Looking at the gravestones in the Dublin Cemetery on Memorial day reminded me of one of those peripheral mysteries in our family tree- Charles Smith. Charles was the son of Leonard and Lydia Smith. Their other children were Mary Alice, my great grandmother, who married Daniel Dunn; and Etta, who married Walter Scott, and moved to Worcester some time around 1900.
Mary Alice is buried in the Dunn family plot in Rindge, and I would assume that Etta’s grave is in Worcester. Charles, who died at the age of 52 in 1912, is buried in Dublin, in the Smith-Cogswell plot.

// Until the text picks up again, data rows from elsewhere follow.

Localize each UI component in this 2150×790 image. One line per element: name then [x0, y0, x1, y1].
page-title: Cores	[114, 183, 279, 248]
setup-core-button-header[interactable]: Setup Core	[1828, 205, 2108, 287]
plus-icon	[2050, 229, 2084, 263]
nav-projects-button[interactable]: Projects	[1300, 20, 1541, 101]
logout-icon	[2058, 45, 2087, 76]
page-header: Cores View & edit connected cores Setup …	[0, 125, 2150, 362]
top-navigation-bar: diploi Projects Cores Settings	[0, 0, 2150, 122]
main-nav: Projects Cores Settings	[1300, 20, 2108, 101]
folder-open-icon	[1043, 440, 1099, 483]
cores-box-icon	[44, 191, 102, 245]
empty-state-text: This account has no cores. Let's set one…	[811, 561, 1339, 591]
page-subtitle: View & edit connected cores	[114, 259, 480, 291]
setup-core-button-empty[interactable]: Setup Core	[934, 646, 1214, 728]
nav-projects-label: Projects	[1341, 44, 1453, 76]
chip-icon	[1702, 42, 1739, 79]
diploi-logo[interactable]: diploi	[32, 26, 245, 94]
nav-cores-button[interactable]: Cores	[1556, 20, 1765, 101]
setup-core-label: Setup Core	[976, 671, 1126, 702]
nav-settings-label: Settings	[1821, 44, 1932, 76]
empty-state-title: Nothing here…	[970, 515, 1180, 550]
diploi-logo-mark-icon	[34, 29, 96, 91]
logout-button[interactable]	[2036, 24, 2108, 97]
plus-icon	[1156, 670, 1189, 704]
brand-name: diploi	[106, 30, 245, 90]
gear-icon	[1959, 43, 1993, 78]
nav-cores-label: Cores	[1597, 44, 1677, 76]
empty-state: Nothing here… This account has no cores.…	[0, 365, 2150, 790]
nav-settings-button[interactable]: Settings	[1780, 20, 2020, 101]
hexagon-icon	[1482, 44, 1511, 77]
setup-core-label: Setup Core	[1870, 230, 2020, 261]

Although he married a woman named Annie in 1893, she is not buried there.
The 1880 census shows Charles, then 20 years old, living and working as a hired laborer on the farm of Annie Pierce in East Jaffrey. In 1886 the Cheshire County Gazetteer lists him as farming along with his father, Leonard, on the family farm. The 1900 census, taken two years after Leonard’s death, still shows Charles as a farmer, now living with his wife Annie in Jaffrey. It’s not the same Annie that he worked for in 1880- that Annie was the widow of a prosperous Jaffrey farmer, about fifteen years older than Charles. Charles’s wife is six years younger, and, according to the census, was born in Indiana. The census also reveals that they have no children, although Annie has given birth to a child who has died. Charles owns the farm free and clear, with no mortgage.
Ten years later, Charles and Annie are missing from Jaffrey’s 1910 census listing- in fact, I can’t find them anywhere in that year’s census. (I was intrigued by a listing of a Charles and Annie Smith living in New Mexico in 1910- especially when I saw that that Annie was also originally from Indiana- but the rest of the couple’s data didn’t match).
So what happened to Annie? It’s still a mystery to me. It’s possible she survived Charles, and may have remarried. The house Leonard Smith owned, and presumably left to his son on Gilmore Pond, was, by 1930, the summer home of a wealthy investment banker from Boston. I haven’t traced the ownership of the house- that may provide the answer to the mystery.
There is also a possible clue in the Dublin graveyard- an uncarved stone which happens to be in just about the location where you might have expected Annie to be buried. In the first picture, the first stone on the left is Leonard Smith, Charles’s father. Next is Charles’s grave, and then the “natural” stone.